UV-vis absorption spectra were recorded on a Cary 300 UV-vis spectrophotometer. Fluorescence emission and excitation spectra were recorded on a Cary Eclipse fluorescence spectrophotometer. ¹H and ¹³C NMR spectra were measured on a Bruker ARX 400 NMR spectrometer using chloroform-d or methanol-d₄ as solvents. High-resolution mass spectra were recorded on a Finnigan MAT TSQ 7000 mass spectrometer system operating in MALDI-TOF (matrix-assisted laser desorption–ionisation time-of-flight) mode.

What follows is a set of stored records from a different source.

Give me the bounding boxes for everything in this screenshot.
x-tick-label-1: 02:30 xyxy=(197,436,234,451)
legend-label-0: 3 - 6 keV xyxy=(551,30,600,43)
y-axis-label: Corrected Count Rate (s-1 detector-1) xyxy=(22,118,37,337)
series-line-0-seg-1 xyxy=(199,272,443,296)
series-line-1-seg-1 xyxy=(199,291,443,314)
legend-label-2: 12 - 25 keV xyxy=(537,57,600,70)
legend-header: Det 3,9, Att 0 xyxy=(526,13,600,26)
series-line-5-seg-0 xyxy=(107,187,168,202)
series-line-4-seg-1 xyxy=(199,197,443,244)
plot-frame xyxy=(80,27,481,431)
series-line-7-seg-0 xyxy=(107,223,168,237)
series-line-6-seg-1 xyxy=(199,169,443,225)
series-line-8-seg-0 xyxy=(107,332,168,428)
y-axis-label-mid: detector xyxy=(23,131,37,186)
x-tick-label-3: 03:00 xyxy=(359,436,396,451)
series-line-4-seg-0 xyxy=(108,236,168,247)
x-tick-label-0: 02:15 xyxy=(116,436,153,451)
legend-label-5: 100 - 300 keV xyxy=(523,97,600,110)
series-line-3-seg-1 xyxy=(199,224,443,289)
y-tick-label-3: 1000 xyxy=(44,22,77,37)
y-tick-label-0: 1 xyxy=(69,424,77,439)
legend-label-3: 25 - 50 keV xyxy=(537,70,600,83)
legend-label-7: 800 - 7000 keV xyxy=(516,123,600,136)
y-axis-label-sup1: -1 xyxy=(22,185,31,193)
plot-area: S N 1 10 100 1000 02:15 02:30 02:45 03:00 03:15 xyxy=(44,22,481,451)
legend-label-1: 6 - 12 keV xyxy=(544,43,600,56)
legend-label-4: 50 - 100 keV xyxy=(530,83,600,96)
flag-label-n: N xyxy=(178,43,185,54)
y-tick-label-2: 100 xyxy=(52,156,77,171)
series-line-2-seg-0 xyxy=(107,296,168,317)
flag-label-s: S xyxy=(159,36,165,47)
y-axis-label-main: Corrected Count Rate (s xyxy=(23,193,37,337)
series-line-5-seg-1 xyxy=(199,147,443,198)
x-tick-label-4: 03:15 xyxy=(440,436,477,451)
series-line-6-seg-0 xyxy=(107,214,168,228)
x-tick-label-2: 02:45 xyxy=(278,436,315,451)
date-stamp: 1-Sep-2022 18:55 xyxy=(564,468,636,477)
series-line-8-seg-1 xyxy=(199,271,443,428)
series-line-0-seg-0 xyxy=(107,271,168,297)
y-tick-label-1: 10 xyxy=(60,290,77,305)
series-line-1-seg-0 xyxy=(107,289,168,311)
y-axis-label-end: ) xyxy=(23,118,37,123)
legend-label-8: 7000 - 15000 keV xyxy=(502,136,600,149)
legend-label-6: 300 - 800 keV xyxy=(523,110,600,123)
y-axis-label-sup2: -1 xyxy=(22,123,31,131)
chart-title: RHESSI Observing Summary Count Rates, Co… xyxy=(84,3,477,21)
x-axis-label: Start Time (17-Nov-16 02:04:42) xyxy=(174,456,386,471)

To a solution of 4-methylpyridine (50.0 mmol) in acetonitrile (60.0 ml) was added (3-bromopropyl)trimethylammonium bromide (10.4 g, 40.0 mmol). The mixture was stirred under reflux for 24 h. After cooling to room temperature, the mixture was precipitated in ethyl acetate (200 mL). The solid residue was filtered and washed with excess ethyl acetate, then dried in a vacuum oven. Yield 86 %. δ_H (400 MHz, methanol-d₄) 8.98 (d, 2H, J 6.8), 7.99 (d, 2H, J 6.4), 4.74 (t, 2H, J 15.6), 3.63 (m, 2H), 3.24 (s, 9H), 2.70 (s, 3H), 2.61 (m, 2H). δ_C (100 MHz, methanol-d₄) 157.91, 143.12, 128.13, 61.76, 61.73, 61.69, 56.30, 52.10, 52.06, 52.02, 24.21, 20.11. m/z (HRMS MALDI-TOF) 193.1702 [M – HBr – Br^–]⁺; calc. 193.1694.

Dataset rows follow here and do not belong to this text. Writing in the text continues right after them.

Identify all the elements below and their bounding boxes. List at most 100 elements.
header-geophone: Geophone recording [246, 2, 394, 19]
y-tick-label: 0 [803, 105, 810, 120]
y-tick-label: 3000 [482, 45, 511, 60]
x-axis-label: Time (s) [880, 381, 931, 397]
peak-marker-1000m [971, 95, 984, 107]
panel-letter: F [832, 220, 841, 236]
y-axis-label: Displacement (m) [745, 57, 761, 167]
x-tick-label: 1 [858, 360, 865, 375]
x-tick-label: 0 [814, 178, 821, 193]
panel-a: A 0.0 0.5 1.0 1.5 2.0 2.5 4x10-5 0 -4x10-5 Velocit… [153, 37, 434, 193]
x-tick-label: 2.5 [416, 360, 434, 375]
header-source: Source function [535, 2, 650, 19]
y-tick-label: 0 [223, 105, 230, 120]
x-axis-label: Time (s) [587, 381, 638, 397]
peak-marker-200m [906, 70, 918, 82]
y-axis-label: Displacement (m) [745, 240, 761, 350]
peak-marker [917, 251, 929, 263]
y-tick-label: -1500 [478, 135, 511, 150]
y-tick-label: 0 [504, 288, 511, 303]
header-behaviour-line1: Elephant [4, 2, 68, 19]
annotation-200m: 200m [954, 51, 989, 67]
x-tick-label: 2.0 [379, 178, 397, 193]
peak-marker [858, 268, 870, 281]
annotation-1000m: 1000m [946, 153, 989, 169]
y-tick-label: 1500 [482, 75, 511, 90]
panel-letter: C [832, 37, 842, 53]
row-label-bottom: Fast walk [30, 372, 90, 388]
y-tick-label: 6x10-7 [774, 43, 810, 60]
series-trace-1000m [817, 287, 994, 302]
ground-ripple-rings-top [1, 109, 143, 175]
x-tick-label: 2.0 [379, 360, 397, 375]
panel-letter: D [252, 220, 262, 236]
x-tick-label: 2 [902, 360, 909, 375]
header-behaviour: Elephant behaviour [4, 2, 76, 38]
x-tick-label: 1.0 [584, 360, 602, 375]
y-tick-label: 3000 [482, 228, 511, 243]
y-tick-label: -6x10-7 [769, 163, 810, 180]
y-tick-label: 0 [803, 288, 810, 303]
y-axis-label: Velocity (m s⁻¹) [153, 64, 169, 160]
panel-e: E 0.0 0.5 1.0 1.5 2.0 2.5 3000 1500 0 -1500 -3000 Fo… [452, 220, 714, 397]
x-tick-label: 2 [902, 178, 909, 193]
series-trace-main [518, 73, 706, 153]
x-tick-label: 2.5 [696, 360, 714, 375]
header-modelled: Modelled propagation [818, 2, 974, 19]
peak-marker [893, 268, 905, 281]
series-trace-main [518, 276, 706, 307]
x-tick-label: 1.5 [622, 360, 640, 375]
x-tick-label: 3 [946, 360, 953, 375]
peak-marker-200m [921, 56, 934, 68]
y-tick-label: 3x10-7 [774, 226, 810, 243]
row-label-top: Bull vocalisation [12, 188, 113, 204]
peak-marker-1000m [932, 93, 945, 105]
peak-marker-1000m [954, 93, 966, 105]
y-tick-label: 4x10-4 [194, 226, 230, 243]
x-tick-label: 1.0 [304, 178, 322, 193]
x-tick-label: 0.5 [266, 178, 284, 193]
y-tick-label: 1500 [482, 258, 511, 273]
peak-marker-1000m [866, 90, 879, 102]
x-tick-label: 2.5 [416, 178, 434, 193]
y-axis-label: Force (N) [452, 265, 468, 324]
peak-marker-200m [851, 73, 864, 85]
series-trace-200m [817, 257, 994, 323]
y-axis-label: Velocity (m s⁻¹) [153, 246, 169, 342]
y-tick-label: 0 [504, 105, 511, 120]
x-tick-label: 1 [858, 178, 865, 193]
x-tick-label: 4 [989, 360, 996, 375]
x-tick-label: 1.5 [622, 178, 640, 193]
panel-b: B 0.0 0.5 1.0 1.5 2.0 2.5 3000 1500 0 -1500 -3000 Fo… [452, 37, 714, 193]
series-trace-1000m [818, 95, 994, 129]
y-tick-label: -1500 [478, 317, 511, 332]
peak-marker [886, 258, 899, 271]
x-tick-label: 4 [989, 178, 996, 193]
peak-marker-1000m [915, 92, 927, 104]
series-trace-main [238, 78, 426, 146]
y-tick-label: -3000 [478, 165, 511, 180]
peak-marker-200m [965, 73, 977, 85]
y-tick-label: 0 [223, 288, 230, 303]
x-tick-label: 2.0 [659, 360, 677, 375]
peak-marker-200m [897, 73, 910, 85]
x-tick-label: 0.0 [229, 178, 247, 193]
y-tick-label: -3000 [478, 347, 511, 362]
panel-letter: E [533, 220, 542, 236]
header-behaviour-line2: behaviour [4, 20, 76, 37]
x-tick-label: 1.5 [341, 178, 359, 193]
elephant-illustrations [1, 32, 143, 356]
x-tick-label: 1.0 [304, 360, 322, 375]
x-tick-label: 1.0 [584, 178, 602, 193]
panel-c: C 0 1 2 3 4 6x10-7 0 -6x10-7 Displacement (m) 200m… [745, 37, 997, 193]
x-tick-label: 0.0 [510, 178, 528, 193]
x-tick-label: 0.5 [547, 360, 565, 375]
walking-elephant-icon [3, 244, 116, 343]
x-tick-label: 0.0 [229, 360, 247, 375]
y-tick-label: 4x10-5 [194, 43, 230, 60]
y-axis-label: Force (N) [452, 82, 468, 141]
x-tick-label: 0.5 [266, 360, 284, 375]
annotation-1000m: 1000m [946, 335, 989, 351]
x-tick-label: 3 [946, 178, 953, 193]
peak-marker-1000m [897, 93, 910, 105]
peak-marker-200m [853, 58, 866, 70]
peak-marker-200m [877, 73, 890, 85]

To a 100-mL round bottom flask was added compound 1 (0.5 g, 1.4 mmol) and 4-(1,2,2-triphenylvinyl)benzaldehyde (1.01 g, 2.8 mmol). The system was fitted with a reflux condenser, sealed, and charged with nitrogen three times. Anhydrous ethanol (20 mL) and a catalytic amount of piperidine were injected into the vessel, and the mixture was stirred under reflux overnight. After cooling to room temperature, the solvent was evaporated under reduced pressure. The residue was purified by column chromatography using DCM/MeOH (2 : 1) to obtain a yellow solid (0.56 g, isolated yield 57 %). δ_H (400 MHz, methanol-d₄) 8.91 (d, 2H, J 6.8), 8.18 (d, 2H, J 6.8), 7.88 (d, 1H, J 16.0), 7.50 (d, 2H, J 8.4), 7.35 (d, 1H, J 16.4), 7.12–6.99 (m, 17H), 4.68 (t, 2H, J 12.4), 3.61 (t, 2H, J 16.8), 3.22 (s, 9H), 2.60 (m, 2H). δ_C (100 MHz, methanol-d₄) 153.99, 146.06, 143.36, 142.76, 142.67, 142.54, 141.71, 141.08, 139.58, 132.60, 131.12, 130.34, 130.26, 126.91, 126.74, 125.90, 125.79, 123.37, 121.56, 61.78, 55.94, 52.02, 24.14. m/z (HRMS MALDI-TOF) 537.3263 [M – HBr – Br^–]⁺; calc. 535.3102.

UV-vis and emission spectra of TPE-2+, emission spectra of dye–aptamer complex without background subtraction, and NMR spectra are available on the Journal’s website.

The authors declare no conflicts of interest.